The Grange Garden Walls Attached Greenhouse And Outbuildings
- WRENN ID
- tattered-step-sparrow
- Grade
- II*
- Local Planning Authority
- Broadland
- Country
- England
- Date first listed
- 19 March 1985
- Type
- Former rectory, manor house
- Period
- Victorian
- Source
- Historic England listing
Description
The Grange comprises a former rectory and possibly a manor house, with origins in the early 16th century. It was extended in the 16th century and again around 1663, and subsequently restored in a Gothick style around 1830. The building is constructed of brick with slate roofs.
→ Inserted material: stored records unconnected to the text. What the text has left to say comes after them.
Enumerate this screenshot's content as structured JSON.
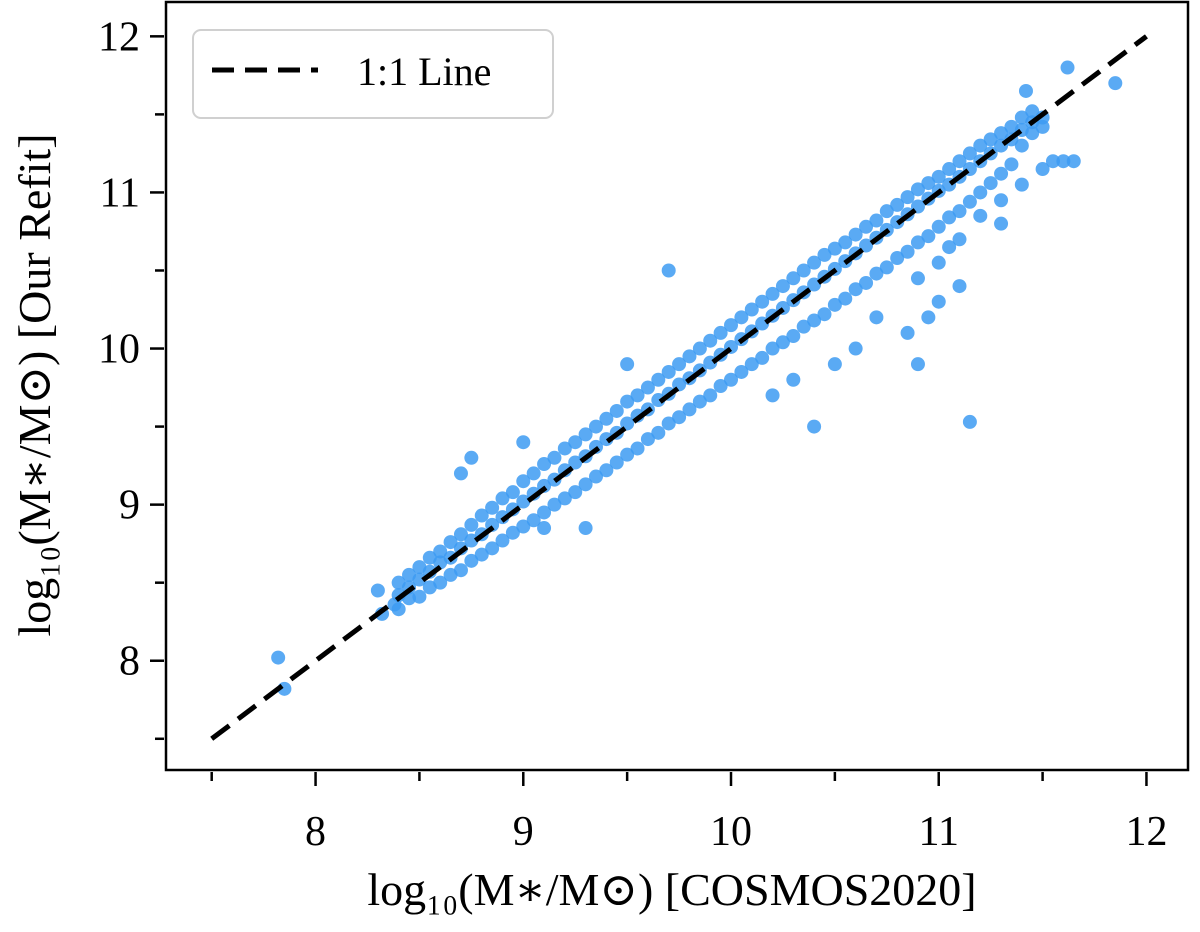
{
  "chart_data": {
    "type": "scatter",
    "title": "",
    "xlabel": "log₁₀(M∗/M⊙) [COSMOS2020]",
    "ylabel": "log₁₀(M∗/M⊙) [Our Refit]",
    "xlim": [
      7.28,
      12.2
    ],
    "ylim": [
      7.3,
      12.22
    ],
    "xticks": [
      8,
      9,
      10,
      11,
      12
    ],
    "yticks": [
      8,
      9,
      10,
      11,
      12
    ],
    "minor_ticks_step": 0.5,
    "grid": false,
    "legend": {
      "placement": "top-left",
      "entries": [
        {
          "label": "1:1 Line",
          "style": "dashed",
          "color": "#000000"
        }
      ]
    },
    "reference_line": {
      "label": "1:1 Line",
      "x": [
        7.5,
        12
      ],
      "y": [
        7.5,
        12
      ],
      "color": "#000000"
    },
    "point_color": "#3d9bf2",
    "points": [
      [
        7.82,
        8.02
      ],
      [
        7.85,
        7.82
      ],
      [
        8.3,
        8.45
      ],
      [
        8.32,
        8.3
      ],
      [
        8.38,
        8.36
      ],
      [
        8.7,
        9.2
      ],
      [
        8.75,
        9.3
      ],
      [
        9.7,
        10.5
      ],
      [
        11.15,
        9.53
      ],
      [
        10.85,
        10.1
      ],
      [
        11.6,
        11.2
      ],
      [
        11.65,
        11.2
      ],
      [
        11.85,
        11.7
      ],
      [
        11.62,
        11.8
      ],
      [
        11.42,
        11.65
      ],
      [
        9.3,
        8.85
      ],
      [
        9.1,
        8.85
      ],
      [
        10.4,
        9.5
      ],
      [
        10.9,
        9.9
      ],
      [
        9.0,
        9.4
      ],
      [
        9.5,
        9.9
      ],
      [
        10.9,
        10.45
      ],
      [
        11.0,
        10.55
      ],
      [
        11.05,
        10.65
      ],
      [
        11.1,
        10.7
      ],
      [
        11.2,
        10.85
      ],
      [
        11.3,
        10.95
      ],
      [
        11.4,
        11.05
      ],
      [
        11.5,
        11.15
      ],
      [
        11.55,
        11.2
      ],
      [
        10.95,
        10.2
      ],
      [
        11.1,
        10.4
      ],
      [
        10.7,
        10.2
      ],
      [
        10.6,
        10.0
      ],
      [
        10.5,
        9.9
      ],
      [
        10.3,
        9.8
      ],
      [
        10.2,
        9.7
      ],
      [
        11.3,
        10.8
      ],
      [
        11.0,
        10.3
      ],
      [
        8.4,
        8.33
      ],
      [
        8.4,
        8.42
      ],
      [
        8.4,
        8.5
      ],
      [
        8.45,
        8.4
      ],
      [
        8.45,
        8.47
      ],
      [
        8.45,
        8.55
      ],
      [
        8.5,
        8.41
      ],
      [
        8.5,
        8.52
      ],
      [
        8.5,
        8.6
      ],
      [
        8.55,
        8.47
      ],
      [
        8.55,
        8.57
      ],
      [
        8.55,
        8.66
      ],
      [
        8.6,
        8.5
      ],
      [
        8.6,
        8.63
      ],
      [
        8.6,
        8.7
      ],
      [
        8.65,
        8.55
      ],
      [
        8.65,
        8.66
      ],
      [
        8.65,
        8.76
      ],
      [
        8.7,
        8.58
      ],
      [
        8.7,
        8.72
      ],
      [
        8.7,
        8.81
      ],
      [
        8.75,
        8.64
      ],
      [
        8.75,
        8.77
      ],
      [
        8.75,
        8.87
      ],
      [
        8.8,
        8.68
      ],
      [
        8.8,
        8.81
      ],
      [
        8.8,
        8.93
      ],
      [
        8.85,
        8.72
      ],
      [
        8.85,
        8.87
      ],
      [
        8.85,
        8.98
      ],
      [
        8.9,
        8.77
      ],
      [
        8.9,
        8.92
      ],
      [
        8.9,
        9.04
      ],
      [
        8.95,
        8.82
      ],
      [
        8.95,
        8.97
      ],
      [
        8.95,
        9.08
      ],
      [
        9.0,
        8.86
      ],
      [
        9.0,
        9.02
      ],
      [
        9.0,
        9.15
      ],
      [
        9.05,
        8.9
      ],
      [
        9.05,
        9.07
      ],
      [
        9.05,
        9.2
      ],
      [
        9.1,
        8.95
      ],
      [
        9.1,
        9.12
      ],
      [
        9.1,
        9.26
      ],
      [
        9.15,
        9.0
      ],
      [
        9.15,
        9.16
      ],
      [
        9.15,
        9.3
      ],
      [
        9.2,
        9.04
      ],
      [
        9.2,
        9.22
      ],
      [
        9.2,
        9.36
      ],
      [
        9.25,
        9.08
      ],
      [
        9.25,
        9.27
      ],
      [
        9.25,
        9.4
      ],
      [
        9.3,
        9.13
      ],
      [
        9.3,
        9.31
      ],
      [
        9.3,
        9.45
      ],
      [
        9.35,
        9.18
      ],
      [
        9.35,
        9.37
      ],
      [
        9.35,
        9.5
      ],
      [
        9.4,
        9.22
      ],
      [
        9.4,
        9.42
      ],
      [
        9.4,
        9.55
      ],
      [
        9.45,
        9.27
      ],
      [
        9.45,
        9.46
      ],
      [
        9.45,
        9.6
      ],
      [
        9.5,
        9.32
      ],
      [
        9.5,
        9.52
      ],
      [
        9.5,
        9.66
      ],
      [
        9.55,
        9.36
      ],
      [
        9.55,
        9.57
      ],
      [
        9.55,
        9.7
      ],
      [
        9.6,
        9.42
      ],
      [
        9.6,
        9.61
      ],
      [
        9.6,
        9.75
      ],
      [
        9.65,
        9.46
      ],
      [
        9.65,
        9.67
      ],
      [
        9.65,
        9.8
      ],
      [
        9.7,
        9.52
      ],
      [
        9.7,
        9.71
      ],
      [
        9.7,
        9.85
      ],
      [
        9.75,
        9.56
      ],
      [
        9.75,
        9.77
      ],
      [
        9.75,
        9.9
      ],
      [
        9.8,
        9.61
      ],
      [
        9.8,
        9.81
      ],
      [
        9.8,
        9.95
      ],
      [
        9.85,
        9.66
      ],
      [
        9.85,
        9.86
      ],
      [
        9.85,
        10.0
      ],
      [
        9.9,
        9.7
      ],
      [
        9.9,
        9.91
      ],
      [
        9.9,
        10.05
      ],
      [
        9.95,
        9.76
      ],
      [
        9.95,
        9.96
      ],
      [
        9.95,
        10.1
      ],
      [
        10.0,
        9.8
      ],
      [
        10.0,
        10.01
      ],
      [
        10.0,
        10.15
      ],
      [
        10.05,
        9.85
      ],
      [
        10.05,
        10.06
      ],
      [
        10.05,
        10.2
      ],
      [
        10.1,
        9.9
      ],
      [
        10.1,
        10.11
      ],
      [
        10.1,
        10.25
      ],
      [
        10.15,
        9.94
      ],
      [
        10.15,
        10.16
      ],
      [
        10.15,
        10.3
      ],
      [
        10.2,
        10.0
      ],
      [
        10.2,
        10.21
      ],
      [
        10.2,
        10.35
      ],
      [
        10.25,
        10.04
      ],
      [
        10.25,
        10.26
      ],
      [
        10.25,
        10.4
      ],
      [
        10.3,
        10.08
      ],
      [
        10.3,
        10.31
      ],
      [
        10.3,
        10.45
      ],
      [
        10.35,
        10.14
      ],
      [
        10.35,
        10.36
      ],
      [
        10.35,
        10.5
      ],
      [
        10.4,
        10.18
      ],
      [
        10.4,
        10.41
      ],
      [
        10.4,
        10.55
      ],
      [
        10.45,
        10.22
      ],
      [
        10.45,
        10.46
      ],
      [
        10.45,
        10.6
      ],
      [
        10.5,
        10.28
      ],
      [
        10.5,
        10.51
      ],
      [
        10.5,
        10.64
      ],
      [
        10.55,
        10.32
      ],
      [
        10.55,
        10.56
      ],
      [
        10.55,
        10.68
      ],
      [
        10.6,
        10.38
      ],
      [
        10.6,
        10.61
      ],
      [
        10.6,
        10.73
      ],
      [
        10.65,
        10.42
      ],
      [
        10.65,
        10.66
      ],
      [
        10.65,
        10.78
      ],
      [
        10.7,
        10.48
      ],
      [
        10.7,
        10.71
      ],
      [
        10.7,
        10.82
      ],
      [
        10.75,
        10.52
      ],
      [
        10.75,
        10.76
      ],
      [
        10.75,
        10.88
      ],
      [
        10.8,
        10.58
      ],
      [
        10.8,
        10.81
      ],
      [
        10.8,
        10.92
      ],
      [
        10.85,
        10.62
      ],
      [
        10.85,
        10.86
      ],
      [
        10.85,
        10.97
      ],
      [
        10.9,
        10.68
      ],
      [
        10.9,
        10.91
      ],
      [
        10.9,
        11.02
      ],
      [
        10.95,
        10.72
      ],
      [
        10.95,
        10.96
      ],
      [
        10.95,
        11.06
      ],
      [
        11.0,
        10.78
      ],
      [
        11.0,
        11.01
      ],
      [
        11.0,
        11.1
      ],
      [
        11.05,
        10.84
      ],
      [
        11.05,
        11.05
      ],
      [
        11.05,
        11.15
      ],
      [
        11.1,
        10.88
      ],
      [
        11.1,
        11.1
      ],
      [
        11.1,
        11.2
      ],
      [
        11.15,
        10.94
      ],
      [
        11.15,
        11.15
      ],
      [
        11.15,
        11.25
      ],
      [
        11.2,
        11.0
      ],
      [
        11.2,
        11.2
      ],
      [
        11.2,
        11.3
      ],
      [
        11.25,
        11.06
      ],
      [
        11.25,
        11.25
      ],
      [
        11.25,
        11.34
      ],
      [
        11.3,
        11.12
      ],
      [
        11.3,
        11.3
      ],
      [
        11.3,
        11.38
      ],
      [
        11.35,
        11.18
      ],
      [
        11.35,
        11.34
      ],
      [
        11.35,
        11.42
      ],
      [
        11.4,
        11.3
      ],
      [
        11.4,
        11.4
      ],
      [
        11.4,
        11.48
      ],
      [
        11.45,
        11.38
      ],
      [
        11.45,
        11.45
      ],
      [
        11.45,
        11.52
      ],
      [
        11.5,
        11.42
      ],
      [
        11.5,
        11.48
      ]
    ]
  }
}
The rectangular plan overlaps, at the northwest corner, with a three-bay plan belonging to an earlier house. A porch is located on the east side. The building is of two storeys and includes a single-storey lean-to garden room and greenhouse, linked to the west by garden walls.
The external elevations feature brick plinths, polygonal buttresses at external angles, "cement" string courses at first floor and eaves level, and battlemented parapets. The east facade, the main entrance front, has three bays with a central porch. A four-centred arch, rendered in Perpendicular mouldings, provides the entrance, with a 19th-century achievement displayed above it. First-floor windows are two-light casements with "Y" tracery, transoms, and Tudor arches, on three sides. Apsidal niches are located inside the entrance, to the north and south. A half-glazed Gothick entrance door features glazing bars, arched panels, a “Y” traceried fanlight with a Tudor arch. To either side of the porch are three-light casement windows with transoms and hood moulds. First-floor windows have glazing bars forming arched heads. The south-facing garden facade, of two bays divided by a shallow pier, has a bay window at the east end, and a canted bay beyond the main block at the west end, both with battlemented parapets. The western bay contains a storey-height sash with arched glazing bars. Other windows match the details of the east facade. The 19th-century garden room has a battlemented parapet ending in a turret to the west with central French casements with glazing bars and traceried heads, alongside two 2-light Gothick casement windows.
The west elevation, with three asymmetric bays, is separated by polygonal buttresses. An earlier hipped roof range, with an off-centre axial stack featuring polygonal shafts, projects at the north end. The main roof is hidden behind the parapets. 19th-century polygonal chimney stacks are present. To the west is a greenhouse against a battle-mented and turreted garden wall. Beyond the greenhouse, the garden wall has a hogback coping. Gothick gateways are located to the south and north, flanked by piers with ball finials. The northern section of the wall incorporates 17th-century brickwork. Inside the earlier range are early 16th-century roll-moulded bridging joists and wave-moulded common joists. The 19th-century interior features Gothick detailing including overdoors with a quatrefoil frieze, Gothick doors, and good joinery details to the windows. A geometric stair has square balusters and a swept handrail.